Write an SQL query to report the patient_id, patient_name all conditions of patients who have Type I Diabetes. Type I Diabetes always starts with DIAB1 prefix.
-------------- ---------
| Column Name | Type |
-------------- ---------
| patient_id | int |
| patient_name | varchar |
| conditions | varchar |
-------------- ---------
This table contains information of the patients in the hospital.
patient_id
is the primary key for this table. conditions
contains 0 or more code separated by spaces.
So this was my solution:
SELECT *
FROM Patients
WHERE conditions LIKE 'DIAB1%' OR conditions LIKE '%DIAB1%' ;
It worked correctly for all these conditions
patient_id | patient_name | conditions |
---|---|---|
1 | Daniel | YFEV COUGH |
2 | Alice | |
3 | Bob | DIAB100 MYOP |
4 | George | ACNE DIAB100 |
except for this condition
patient_id | patient_name | conditions |
---|---|---|
1 | Daniel | SADIAB100 |
And in the solution it was shown that there is a space after 1st % which would give you the correct answer:
correct query:
SELECT *
FROM Patients
WHERE conditions LIKE 'DIAB1%' OR conditions LIKE '% DIAB1%' ;
So, can someone please explain why this query works for that particular condition (SADIAB100) and not the 1st query
CodePudding user response:
- creating a regex pattern to find the keyword 'DIAB1'
- filtering on cases where it matches the above
with main as (
select
*, REGEXP_LIKE(conditions,'DIAB1') as is_relevant_patient
from <table_name>
)
select * from main where is_relevant_patient
CodePudding user response:
WHERE conditions LIKE 'DIAB1%' OR conditions LIKE '% DIAB1%'
The problem this is trying to address is when a condition contains the keyword (DIAB1) - while you only want to match on the beginning of the keyword.

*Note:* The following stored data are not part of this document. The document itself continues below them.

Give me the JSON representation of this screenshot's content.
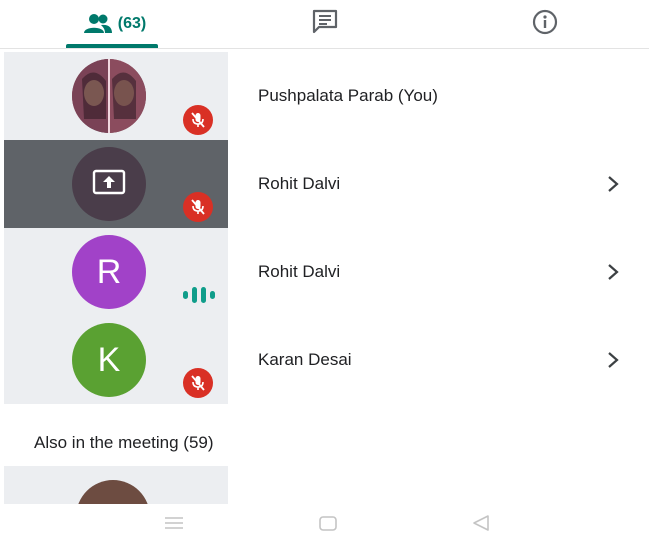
{
  "tabs": {
    "people": {
      "icon": "people-icon",
      "count_label": "(63)"
    },
    "chat": {
      "icon": "chat-icon"
    },
    "info": {
      "icon": "info-icon"
    }
  },
  "participants": [
    {
      "name": "Pushpalata Parab (You)",
      "avatar": "photo",
      "mic": "muted",
      "chevron": false
    },
    {
      "name": "Rohit Dalvi",
      "avatar": "present-screen-icon",
      "mic": "muted",
      "chevron": true,
      "presenting": true
    },
    {
      "name": "Rohit Dalvi",
      "avatar_initial": "R",
      "avatar_color": "#a142c8",
      "mic": "speaking",
      "chevron": true
    },
    {
      "name": "Karan Desai",
      "avatar_initial": "K",
      "avatar_color": "#5aa132",
      "mic": "muted",
      "chevron": true
    }
  ],
  "also_in_meeting": {
    "title": "Also in the meeting (59)"
  },
  "colors": {
    "accent": "#00796b",
    "muted": "#d93025",
    "speaking": "#0f9d8a"
  },
  "system_nav": [
    "menu-icon",
    "home-icon",
    "back-icon"
  ]
}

The naive approach fails, because it matches on "SADIAB100":
WHERE conditions LIKE '%DIAB1%'
So the workaround is to search for the keyword:
- either at the beginning of the whole string (ie at the beginning of the first condition) ; that's what
LIKE 'DIAB1%'
does - or after another condition, in which case it is preceded by a space, so
' DIAB1%'
Hence:
WHERE conditions LIKE 'DIAB1%' OR conditions LIKE '% DIAB1%'
A slightly neater expression is:
WHERE CONCAT(' ', conditions) LIKE '% DIAB1%'
Bottom line: if you are using a relational database, you should not be storing multiple values in a single row.
Instead of a CSV-like format, you should have a separate table to store the conditions, with each value on a separate row, allowing you to leverage the powerful set-based features that your product offers.